Albergo advises having "a positive phone voice, especially for a scheduled interview." Be aware of potentially disturbing background noise (such as children running around if you're speaking from home). "It amazes me how much people don't take into account," she says.
Worse Non-Verbal Communication
"Image counts for a lot. Make sure your non-verbals are positive," Albergo advises. That means walking in with shoulders back and head high, wearing immaculate clothing right down to your socks. (And Albergo specifically mentions wearing socks.) Further, she says, if you have tattoos or body piercings, be careful. "Know the culture you're walking into," she says.
During the interview, make eye contact and be aware of your handshake. "A limp one can show disinterest. An over-aggressive one can be overwhelming," Araldi explains.
Lack of Preparation
Says Araldi: "If you've done no pre-interview research about the organization, you can't ask good questions."
If you've e-mailed your resume, also send a hard copy by regular mail. "Things get lost too easily in e-mail, and this shows you've made an extra effort," Albergo believes.

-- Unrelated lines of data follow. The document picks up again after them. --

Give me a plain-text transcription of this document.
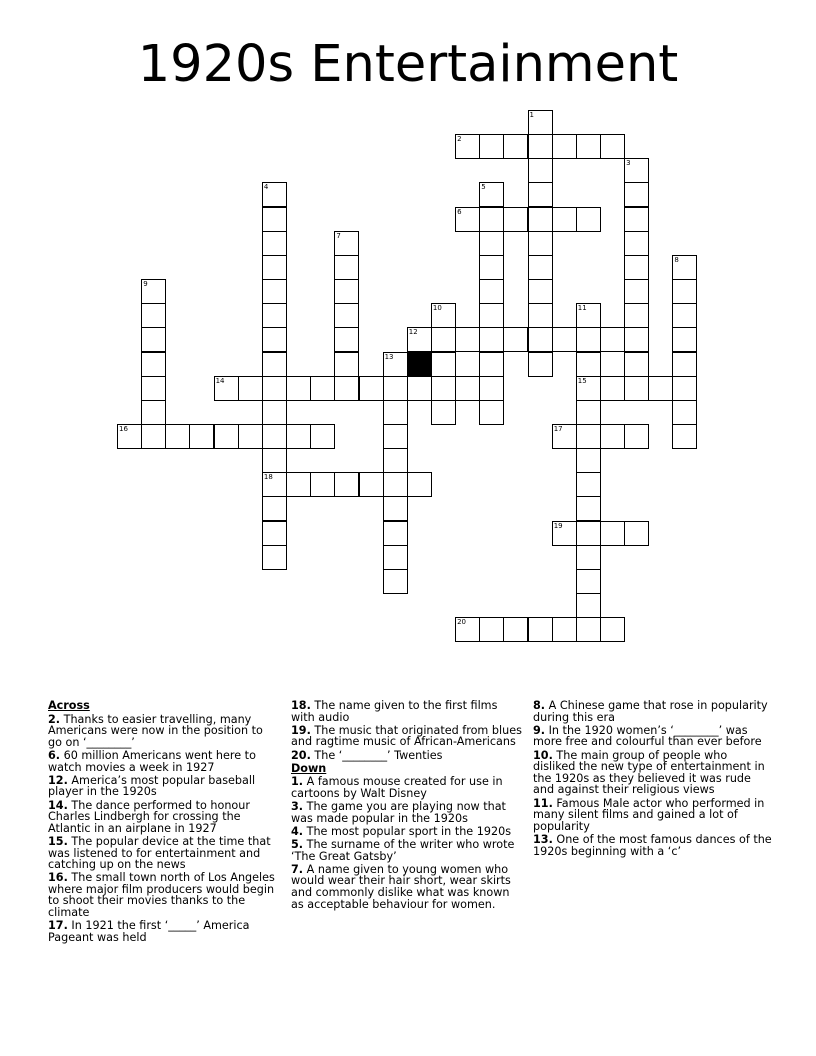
1920s Entertainment
2
6
12
14	15
16	17
18
19
20
1
3
4	5
7
8
9
10	11
13
Across
2. Thanks to easier travelling, many Americans were now in the position to go on ‘________’
6. 60 million Americans went here to watch movies a week in 1927
12. America’s most popular baseball player in the 1920s
14. The dance performed to honour Charles Lindbergh for crossing the Atlantic in an airplane in 1927
15. The popular device at the time that was listened to for entertainment and catching up on the news
16. The small town north of Los Angeles where major film producers would begin to shoot their movies thanks to the climate
17. In 1921 the first ‘_____’ America Pageant was held
18. The name given to the first films with audio
19. The music that originated from blues and ragtime music of African-Americans
20. The ‘________’ Twenties
Down
1. A famous mouse created for use in cartoons by Walt Disney
3. The game you are playing now that was made popular in the 1920s
4. The most popular sport in the 1920s
5. The surname of the writer who wrote ‘The Great Gatsby’
7. A name given to young women who would wear their hair short, wear skirts and commonly dislike what was known as acceptable behaviour for women.
8. A Chinese game that rose in popularity during this era
9. In the 1920 women’s ‘________’ was more free and colourful than ever before
10. The main group of people who disliked the new type of entertainment in the 1920s as they believed it was rude and against their religious views
11. Famous Male actor who performed in many silent films and gained a lot of popularity
13. One of the most famous dances of the 1920s beginning with a ‘c’
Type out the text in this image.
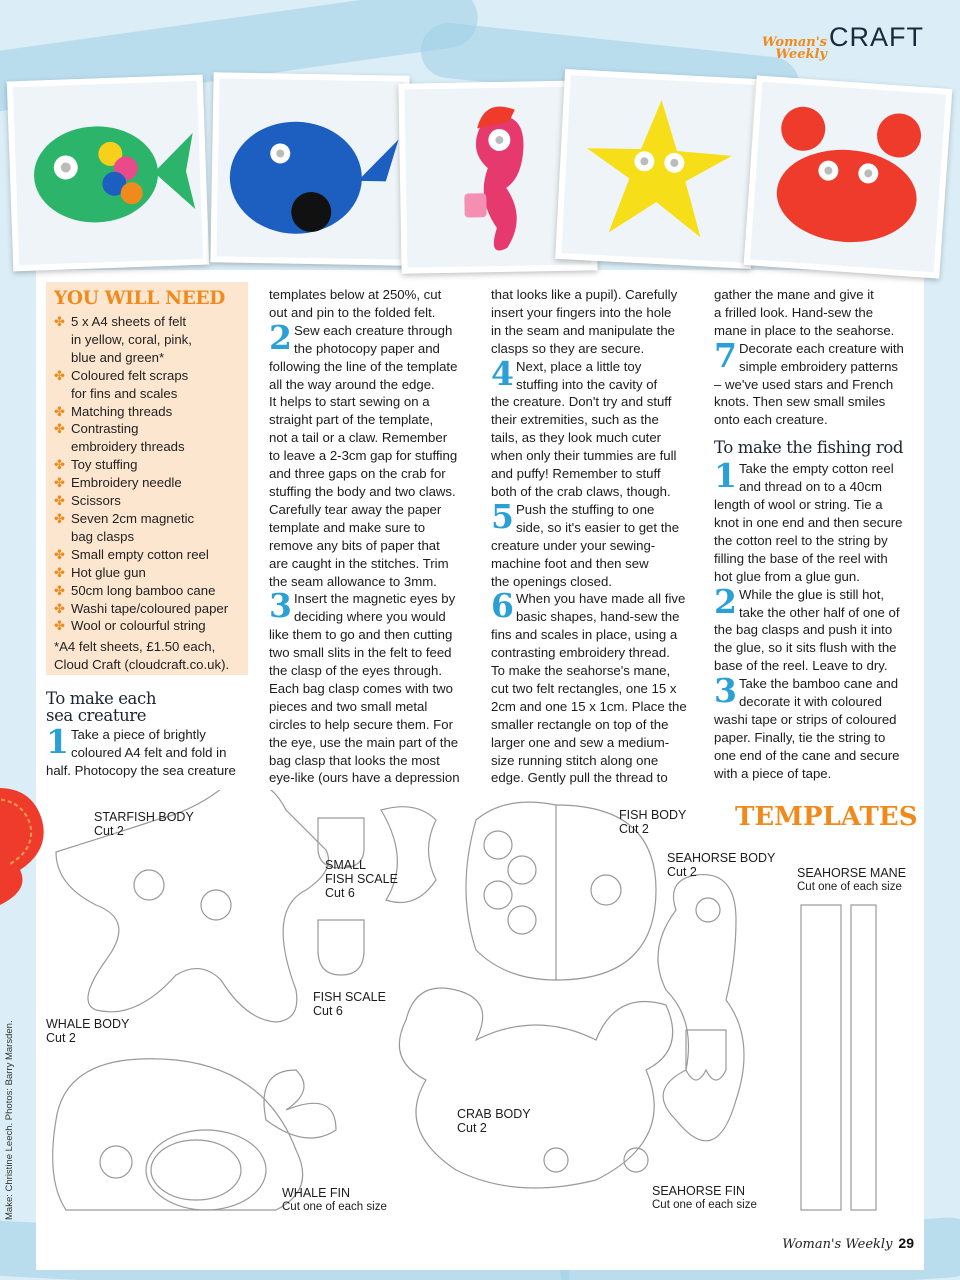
Woman's
Weekly
CRAFT
YOU WILL NEED
✤ 5 x A4 sheets of felt
in yellow, coral, pink,
blue and green*
✤ Coloured felt scraps
for fins and scales
✤ Matching threads
✤ Contrasting
embroidery threads
✤ Toy stuffing
✤ Embroidery needle
✤ Scissors
✤ Seven 2cm magnetic
bag clasps
✤ Small empty cotton reel
✤ Hot glue gun
✤ 50cm long bamboo cane
✤ Washi tape/coloured paper
✤ Wool or colourful string
*A4 felt sheets, £1.50 each,
Cloud Craft (cloudcraft.co.uk).
To make each
sea creature
1 Take a piece of brightly

coloured A4 felt and fold in

half. Photocopy the sea creature

templates below at 250%, cut

out and pin to the folded felt.

2 Sew each creature through

the photocopy paper and

following the line of the template

all the way around the edge.

It helps to start sewing on a

straight part of the template,

not a tail or a claw. Remember

to leave a 2-3cm gap for stuffing

and three gaps on the crab for

stuffing the body and two claws.

Carefully tear away the paper

template and make sure to

remove any bits of paper that

are caught in the stitches. Trim

the seam allowance to 3mm.

3 Insert the magnetic eyes by

deciding where you would

like them to go and then cutting

two small slits in the felt to feed

the clasp of the eyes through.

Each bag clasp comes with two

pieces and two small metal

circles to help secure them. For

the eye, use the main part of the

bag clasp that looks the most

eye-like (ours have a depression

that looks like a pupil). Carefully

insert your fingers into the hole

in the seam and manipulate the

clasps so they are secure.

4 Next, place a little toy

stuffing into the cavity of

the creature. Don't try and stuff

their extremities, such as the

tails, as they look much cuter

when only their tummies are full

and puffy! Remember to stuff

both of the crab claws, though.

5 Push the stuffing to one

side, so it's easier to get the

creature under your sewing-

machine foot and then sew

the openings closed.

6 When you have made all five

basic shapes, hand-sew the

fins and scales in place, using a

contrasting embroidery thread.

To make the seahorse's mane,

cut two felt rectangles, one 15 x

2cm and one 15 x 1cm. Place the

smaller rectangle on top of the

larger one and sew a medium-

size running stitch along one

edge. Gently pull the thread to

gather the mane and give it

a frilled look. Hand-sew the

mane in place to the seahorse.

7 Decorate each creature with

simple embroidery patterns

– we've used stars and French

knots. Then sew small smiles

onto each creature.

To make the fishing rod
1 Take the empty cotton reel

and thread on to a 40cm

length of wool or string. Tie a

knot in one end and then secure

the cotton reel to the string by

filling the base of the reel with

hot glue from a glue gun.

2 While the glue is still hot,

take the other half of one of

the bag clasps and push it into

the glue, so it sits flush with the

base of the reel. Leave to dry.

3 Take the bamboo cane and

decorate it with coloured

washi tape or strips of coloured

paper. Finally, tie the string to

one end of the cane and secure

with a piece of tape.

TEMPLATES
STARFISH BODY
Cut 2
SMALL
FISH SCALE
Cut 6
FISH SCALE
Cut 6
FISH BODY
Cut 2
SEAHORSE BODY
Cut 2	SEAHORSE MANE
Cut one of each size
WHALE BODY
Cut 2
CRAB BODY
Cut 2
WHALE FIN
Cut one of each size
SEAHORSE FIN
Cut one of each size
Make: Christine Leech. Photos: Barry Marsden.
Woman's Weekly 29
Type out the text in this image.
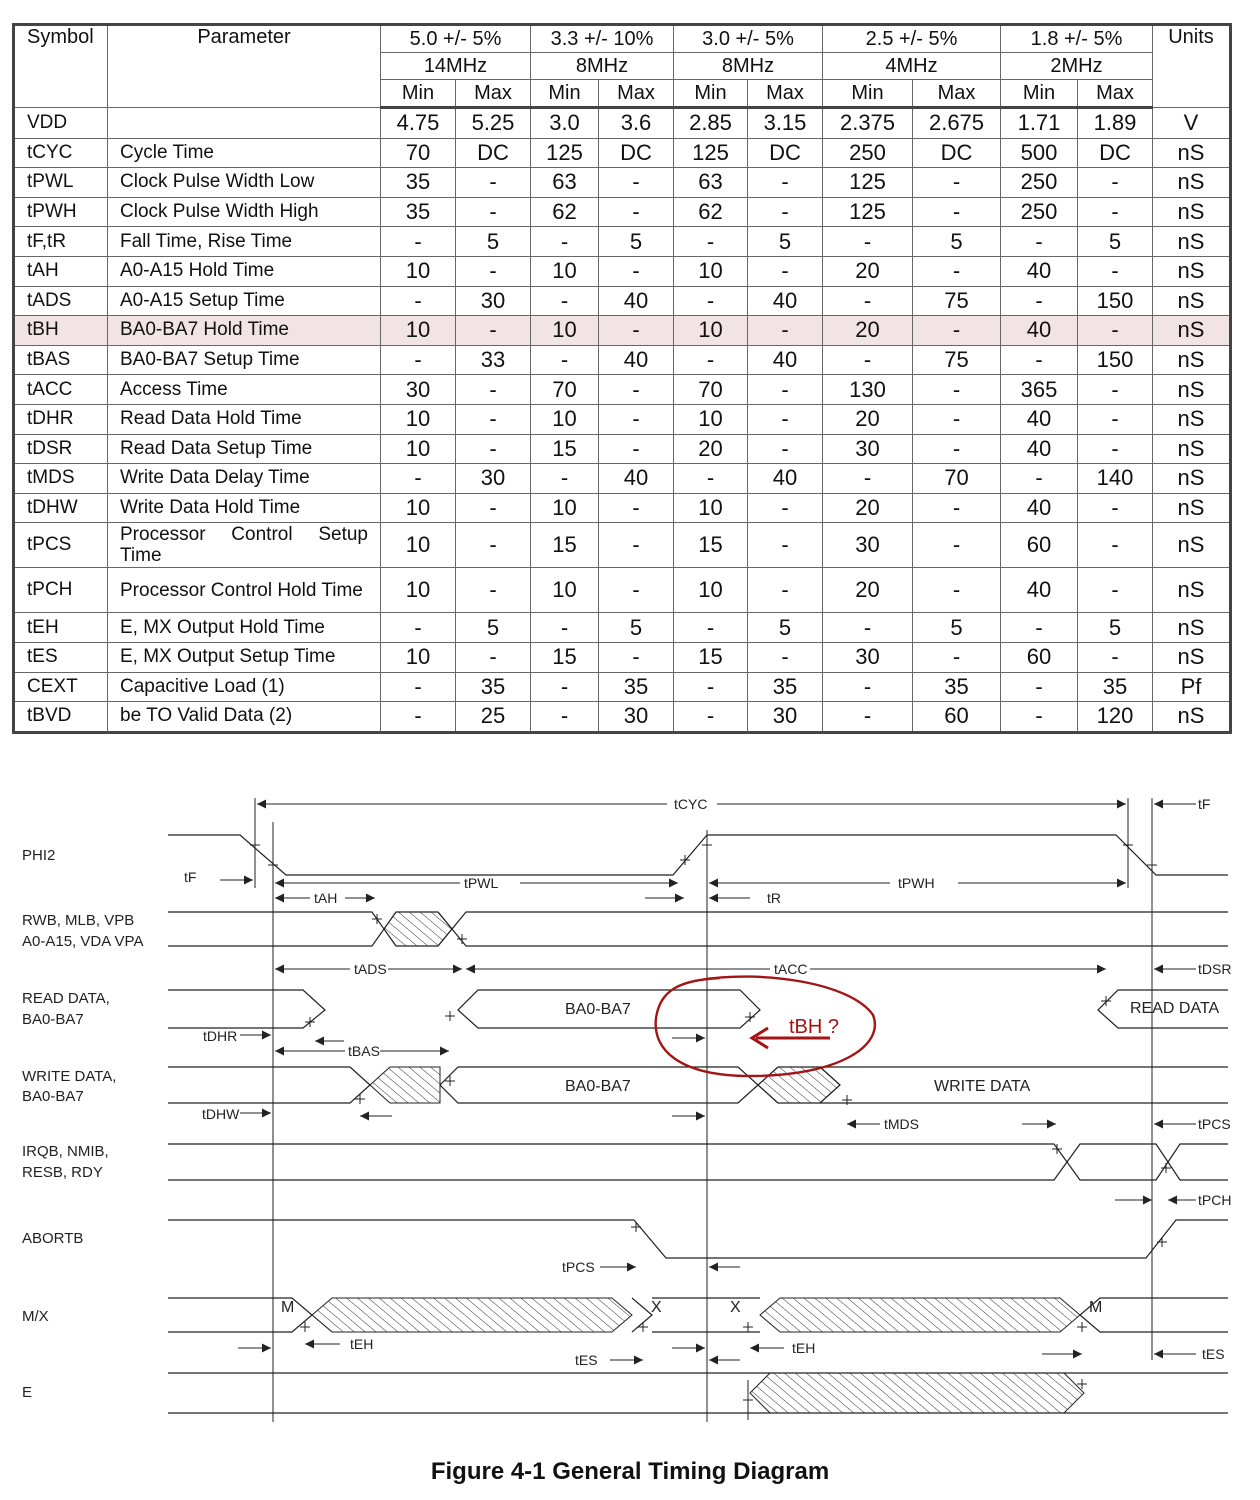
Symbol	Parameter	5.0 +/- 5%		3.3 +/- 10%		3.0 +/- 5%		2.5 +/- 5%		1.8 +/- 5%		Units
		14MHz		8MHz		8MHz		4MHz		2MHz		
		Min	Max	Min	Max	Min	Max	Min	Max	Min	Max	
VDD		4.75	5.25	3.0	3.6	2.85	3.15	2.375	2.675	1.71	1.89	V
tCYC	Cycle Time	70	DC	125	DC	125	DC	250	DC	500	DC	nS
tPWL	Clock Pulse Width Low	35	-	63	-	63	-	125	-	250	-	nS
tPWH	Clock Pulse Width High	35	-	62	-	62	-	125	-	250	-	nS
tF,tR	Fall Time, Rise Time	-	5	-	5	-	5	-	5	-	5	nS
tAH	A0-A15 Hold Time	10	-	10	-	10	-	20	-	40	-	nS
tADS	A0-A15 Setup Time	-	30	-	40	-	40	-	75	-	150	nS
tBH	BA0-BA7 Hold Time	10	-	10	-	10	-	20	-	40	-	nS
tBAS	BA0-BA7 Setup Time	-	33	-	40	-	40	-	75	-	150	nS
tACC	Access Time	30	-	70	-	70	-	130	-	365	-	nS
tDHR	Read Data Hold Time	10	-	10	-	10	-	20	-	40	-	nS
tDSR	Read Data Setup Time	10	-	15	-	20	-	30	-	40	-	nS
tMDS	Write Data Delay Time	-	30	-	40	-	40	-	70	-	140	nS
tDHW	Write Data Hold Time	10	-	10	-	10	-	20	-	40	-	nS
tPCS	Processor Control Setup Time	10	-	15	-	15	-	30	-	60	-	nS
tPCH	Processor Control Hold Time	10	-	10	-	10	-	20	-	40	-	nS
tEH	E, MX Output Hold Time	-	5	-	5	-	5	-	5	-	5	nS
tES	E, MX Output Setup Time	10	-	15	-	15	-	30	-	60	-	nS
CEXT	Capacitive Load (1)	-	35	-	35	-	35	-	35	-	35	Pf
tBVD	be TO Valid Data (2)	-	25	-	30	-	30	-	60	-	120	nS
PHI2
RWB, MLB, VPB
A0-A15, VDA VPA
READ DATA,
BA0-BA7
WRITE DATA,
BA0-BA7
IRQB, NMIB,
RESB, RDY
ABORTB
M/X
E
tCYC	tF
tF	tPWL
tR
tPWH
tAH
tADS	tACC	tDSR
tDHR
tBAS
tDHW
tMDS	tPCS
tPCH
tPCS
tEH
tES
tEH	tES
BA0-BA7	READ DATA
BA0-BA7	WRITE DATA
M	X	X	M
tBH ?
Figure 4-1 General Timing Diagram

And be prompt in your responses: If the gatekeeper to a hiring manager asks you to e-mail something, "Send it out within 24 hours or less," advises Debra Feldman, a Connecticut-based executive talent agent. If you've had an interview, send a thank-you note immediately. Araldi puts "a lot of weight on how well a person follows up." As for the format of the note: "An old-fashioned handwritten or typed thank you is best, e-mail second."
There's no excuse for typographical errors in your resume or cover letter. Period.
"How you treat administrative assistants and receptionists is important," Araldi warns. "Administrative assistants have a really good feel for people and can sway our decisions."
Customize your resume and cover letter. Otherwise, the recipient might ask, in Albergo's words, "Are you just sending out 10 or 15 resumes, or do you really want this job?"
"Never, ever lie on your resume about anything from dates (of employment) to education," Albergo says. "Almost everyone does background checks these days." Araldi agrees, adding: "Don't lie. Don't embellish."
The take-away? Look good. Sound good - on the phone, in person and on paper. Be truthful and pleasant. Wear socks. And never flip-flops.